2.2. Der Beschwerdeführer wendet ein, er komme als (bloßer) Lenker eines Fahrzeuges als Adressat des Art. 5 Abs. 4 der in Rede stehenden Verordnung nicht in Frage, weil es sich beim Vorhandensein der Gemeinschaftslizenz zweifellos um eine Verpflichtung handle, welche ausschließlich vom Transportunternehmer selber einzuhalten sei, auf dessen Namen sie auch ausgestellt sei und von welchem sie auf Grund des Verbotes, sie an Dritte zu übertragen, unmittelbar verwahrt werden müsse, und es daher wohl auch nur Sache des Transportunternehmers sein könne, Sorge dafür zu tragen, dass in seinen Fahrzeugen eine beglaubigte Abschrift dieser Gemeinschaftslizenz mitgeführt werde und damit dem Kontrollberechtigten auf Verlangen vorgezeigt werden könne. Damit übersieht er aber, dass - unabhängig von dieser vom Beschwerdeführer behaupteten Obliegenheit des Transportunternehmers als Gemeinschaftslizenzinhaber - als derjenige, der diese Lizenz gemäß Art. 5 Abs. 4 letzter Satz leg.cit. mitzuführen und einem Kontrollberechtigten auf Verlangen vorzuzeigen hat, nur die Person in Frage kommen kann, die das Fahrzeug bei der Kontrolle tatsächlich lenkt. Im Beschwerdefall war dies unbestritten der Beschwerdeführer selbst. Entgegen seiner Meinung hätte er bei pflichtgemäßer Aufmerksamkeit die strafbare Handlung als solche auch erkennen müssen, muss doch von einem einen der in Rede stehenden Verordnung unterfallenden Transport im gewerblichen Güterkraftverkehr durchführenden Lenker verlangt werden, sich mit den einschlägigen Rechtsnormen vertraut zu machen.
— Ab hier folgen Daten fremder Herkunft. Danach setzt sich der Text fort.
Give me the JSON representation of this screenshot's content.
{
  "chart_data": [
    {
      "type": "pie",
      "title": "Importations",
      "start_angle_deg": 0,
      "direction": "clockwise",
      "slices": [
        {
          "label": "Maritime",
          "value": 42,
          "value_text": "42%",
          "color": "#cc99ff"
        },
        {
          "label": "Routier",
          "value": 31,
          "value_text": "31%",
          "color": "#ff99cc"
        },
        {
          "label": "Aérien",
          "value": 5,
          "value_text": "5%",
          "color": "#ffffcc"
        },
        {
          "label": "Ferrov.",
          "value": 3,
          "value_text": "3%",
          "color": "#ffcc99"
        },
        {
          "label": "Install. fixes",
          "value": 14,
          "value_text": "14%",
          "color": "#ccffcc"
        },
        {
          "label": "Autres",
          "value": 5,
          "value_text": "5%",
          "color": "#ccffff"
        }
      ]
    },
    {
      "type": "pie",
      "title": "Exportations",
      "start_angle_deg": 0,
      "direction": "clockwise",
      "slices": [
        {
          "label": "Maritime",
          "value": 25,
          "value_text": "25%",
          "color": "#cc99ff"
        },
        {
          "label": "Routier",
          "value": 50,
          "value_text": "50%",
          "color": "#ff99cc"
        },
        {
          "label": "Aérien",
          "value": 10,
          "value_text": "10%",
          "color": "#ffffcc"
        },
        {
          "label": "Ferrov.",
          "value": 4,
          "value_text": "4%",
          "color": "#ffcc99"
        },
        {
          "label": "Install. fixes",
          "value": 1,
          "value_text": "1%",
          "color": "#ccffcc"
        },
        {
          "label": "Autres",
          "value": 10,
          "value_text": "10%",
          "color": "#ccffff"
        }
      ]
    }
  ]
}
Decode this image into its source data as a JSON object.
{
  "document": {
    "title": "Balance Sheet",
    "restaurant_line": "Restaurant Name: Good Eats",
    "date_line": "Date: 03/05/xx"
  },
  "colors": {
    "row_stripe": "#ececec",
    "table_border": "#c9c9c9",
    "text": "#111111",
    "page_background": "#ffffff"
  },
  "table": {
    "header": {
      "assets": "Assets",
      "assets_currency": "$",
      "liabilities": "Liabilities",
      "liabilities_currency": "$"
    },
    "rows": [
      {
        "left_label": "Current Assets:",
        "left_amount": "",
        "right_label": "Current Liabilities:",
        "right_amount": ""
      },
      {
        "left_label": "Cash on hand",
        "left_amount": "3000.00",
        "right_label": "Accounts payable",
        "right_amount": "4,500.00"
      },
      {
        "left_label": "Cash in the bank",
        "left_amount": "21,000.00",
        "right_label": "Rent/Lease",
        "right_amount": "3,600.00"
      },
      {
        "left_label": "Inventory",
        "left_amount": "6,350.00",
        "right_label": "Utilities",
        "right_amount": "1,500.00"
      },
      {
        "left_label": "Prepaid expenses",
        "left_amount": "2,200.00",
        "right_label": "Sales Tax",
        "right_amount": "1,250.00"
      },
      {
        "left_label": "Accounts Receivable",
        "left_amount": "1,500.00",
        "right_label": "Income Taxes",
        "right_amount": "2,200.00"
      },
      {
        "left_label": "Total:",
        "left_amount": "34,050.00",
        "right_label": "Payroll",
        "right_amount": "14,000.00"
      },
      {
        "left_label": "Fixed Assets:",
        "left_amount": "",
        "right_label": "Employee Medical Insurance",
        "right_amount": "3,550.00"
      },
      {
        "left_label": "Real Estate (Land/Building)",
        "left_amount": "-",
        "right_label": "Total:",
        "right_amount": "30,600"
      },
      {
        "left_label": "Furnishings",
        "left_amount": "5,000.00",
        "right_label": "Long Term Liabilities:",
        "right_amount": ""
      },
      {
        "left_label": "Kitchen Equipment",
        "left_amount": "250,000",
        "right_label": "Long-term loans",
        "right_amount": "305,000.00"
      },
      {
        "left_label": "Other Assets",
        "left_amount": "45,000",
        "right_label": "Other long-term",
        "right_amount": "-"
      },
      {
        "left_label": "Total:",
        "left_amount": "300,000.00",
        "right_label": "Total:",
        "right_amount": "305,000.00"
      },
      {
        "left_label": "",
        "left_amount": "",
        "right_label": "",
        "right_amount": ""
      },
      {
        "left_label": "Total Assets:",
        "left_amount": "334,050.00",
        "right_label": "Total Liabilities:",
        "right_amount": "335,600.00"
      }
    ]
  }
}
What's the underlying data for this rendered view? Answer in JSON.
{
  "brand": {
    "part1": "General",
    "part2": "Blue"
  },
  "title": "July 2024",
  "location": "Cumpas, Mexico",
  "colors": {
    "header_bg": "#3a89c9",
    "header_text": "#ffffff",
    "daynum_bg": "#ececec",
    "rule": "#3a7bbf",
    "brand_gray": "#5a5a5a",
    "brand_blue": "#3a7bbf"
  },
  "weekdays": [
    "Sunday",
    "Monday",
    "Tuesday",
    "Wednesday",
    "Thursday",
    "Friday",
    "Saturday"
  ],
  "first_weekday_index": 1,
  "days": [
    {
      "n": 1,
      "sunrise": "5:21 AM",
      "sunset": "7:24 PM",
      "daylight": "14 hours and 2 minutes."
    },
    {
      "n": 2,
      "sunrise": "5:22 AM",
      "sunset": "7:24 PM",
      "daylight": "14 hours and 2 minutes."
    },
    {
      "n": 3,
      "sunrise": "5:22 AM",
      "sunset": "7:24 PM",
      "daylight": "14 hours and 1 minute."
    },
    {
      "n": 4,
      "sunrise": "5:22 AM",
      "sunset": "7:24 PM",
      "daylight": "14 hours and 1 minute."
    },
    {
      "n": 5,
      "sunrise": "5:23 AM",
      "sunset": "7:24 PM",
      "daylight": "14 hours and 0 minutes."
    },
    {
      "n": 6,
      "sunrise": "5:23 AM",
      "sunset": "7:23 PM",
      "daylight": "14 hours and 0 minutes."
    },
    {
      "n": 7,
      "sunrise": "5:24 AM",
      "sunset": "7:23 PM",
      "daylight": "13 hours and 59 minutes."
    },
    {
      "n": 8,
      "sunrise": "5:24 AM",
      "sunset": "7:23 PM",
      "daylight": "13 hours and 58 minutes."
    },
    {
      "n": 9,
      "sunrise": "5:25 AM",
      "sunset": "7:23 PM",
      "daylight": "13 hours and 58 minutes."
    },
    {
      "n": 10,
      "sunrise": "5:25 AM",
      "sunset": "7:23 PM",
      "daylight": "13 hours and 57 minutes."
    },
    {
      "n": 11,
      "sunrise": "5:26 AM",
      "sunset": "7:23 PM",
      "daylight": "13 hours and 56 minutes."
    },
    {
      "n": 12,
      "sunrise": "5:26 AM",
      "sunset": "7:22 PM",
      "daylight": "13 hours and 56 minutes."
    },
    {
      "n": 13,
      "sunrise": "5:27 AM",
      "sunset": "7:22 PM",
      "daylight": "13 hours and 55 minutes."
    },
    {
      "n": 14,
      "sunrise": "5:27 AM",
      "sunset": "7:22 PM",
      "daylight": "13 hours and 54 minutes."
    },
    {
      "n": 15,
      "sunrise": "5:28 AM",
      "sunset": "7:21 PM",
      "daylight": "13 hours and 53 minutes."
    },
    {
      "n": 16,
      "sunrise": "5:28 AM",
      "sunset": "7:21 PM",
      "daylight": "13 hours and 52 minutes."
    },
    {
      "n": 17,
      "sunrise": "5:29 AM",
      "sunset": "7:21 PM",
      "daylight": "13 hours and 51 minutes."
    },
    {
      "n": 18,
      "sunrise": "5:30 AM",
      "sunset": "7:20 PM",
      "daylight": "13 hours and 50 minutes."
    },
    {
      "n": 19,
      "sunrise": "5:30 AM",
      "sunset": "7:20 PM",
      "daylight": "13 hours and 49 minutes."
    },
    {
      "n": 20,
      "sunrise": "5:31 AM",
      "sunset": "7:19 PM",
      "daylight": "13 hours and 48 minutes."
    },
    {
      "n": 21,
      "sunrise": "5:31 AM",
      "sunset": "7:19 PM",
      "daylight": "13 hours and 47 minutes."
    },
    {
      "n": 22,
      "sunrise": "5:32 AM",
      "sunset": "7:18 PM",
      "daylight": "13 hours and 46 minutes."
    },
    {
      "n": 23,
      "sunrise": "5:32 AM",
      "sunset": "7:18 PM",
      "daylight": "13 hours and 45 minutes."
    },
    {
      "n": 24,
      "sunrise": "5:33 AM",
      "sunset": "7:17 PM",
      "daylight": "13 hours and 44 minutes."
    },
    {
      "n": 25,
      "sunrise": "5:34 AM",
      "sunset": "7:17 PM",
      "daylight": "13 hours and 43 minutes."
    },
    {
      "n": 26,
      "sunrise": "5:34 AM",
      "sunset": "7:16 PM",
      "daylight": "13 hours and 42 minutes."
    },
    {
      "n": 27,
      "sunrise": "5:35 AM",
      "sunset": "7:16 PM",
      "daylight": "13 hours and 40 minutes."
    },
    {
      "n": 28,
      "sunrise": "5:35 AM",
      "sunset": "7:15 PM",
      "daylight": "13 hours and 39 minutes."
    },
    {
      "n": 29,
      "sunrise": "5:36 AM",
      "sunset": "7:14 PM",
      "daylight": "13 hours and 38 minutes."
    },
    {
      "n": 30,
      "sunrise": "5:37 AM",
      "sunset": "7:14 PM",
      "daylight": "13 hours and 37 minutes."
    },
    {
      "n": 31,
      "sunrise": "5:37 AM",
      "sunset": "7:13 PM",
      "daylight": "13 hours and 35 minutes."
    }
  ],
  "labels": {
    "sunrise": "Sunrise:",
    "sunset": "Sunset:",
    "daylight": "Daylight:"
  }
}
2.3. Weiters wendet der Beschwerdeführer gegen den bekämpften Bescheid ein, dass in Anbetracht seines seiner Auffassung nach geringfügigen Verschuldens sowie der unbedeutenden Folgen der Übertretung - die Gemeinschaftslizenz sei im Betrieb des Transportunternehmers vorhanden gewesen und er selbst sei kein Berufskraftfahrer - die Voraussetzungen des § 21 VStG für ein Absehen von der Strafe vorlägen. Ferner wäre nach Ansicht des Beschwerdeführers angesichts seiner geringen Schuld eine außerordentliche Milderung der Strafe nach § 20 VStG durchaus angebracht gewesen, die belangte Behörde habe im Rahmen ihrer Beurteilung auch in keiner Weise angeführt, welche Erschwerungsgründe überhaupt vorgelegen seien, die die jedenfalls gegebenen Milderungsgründe überwiegen würden. Auch diese Einwände sind nicht zielführend. Das Vorbringen, sein Verschulden sei geringfügig, weil er in Unkenntnis des Gesetzes gehandelt habe, geht schon aus den in Punkt 2.2. angestellten Erwägungen fehl. Weiters ist der Beschwerde nicht entnehmbar, welche anderen Umstände die nach Meinung des Beschwerdeführers "jedenfalls gegebenen Milderungsgründe" begründen könnten, weshalb es nicht als rechtswidrig erkannt werden kann, wenn die belangte Behörde zum Ergebnis gekommen ist, dass der einzige von ihr in Betracht gezogene Milderungsgrund der verwaltungsstrafrechtlichen Unbescholtenheit auch bei Fehlen von Erschwerungsgründen noch kein beträchtliches Überwiegen der Milderungsgründe über die Erschwerungsgründe im Sinn des § 20 VStG bedeutet.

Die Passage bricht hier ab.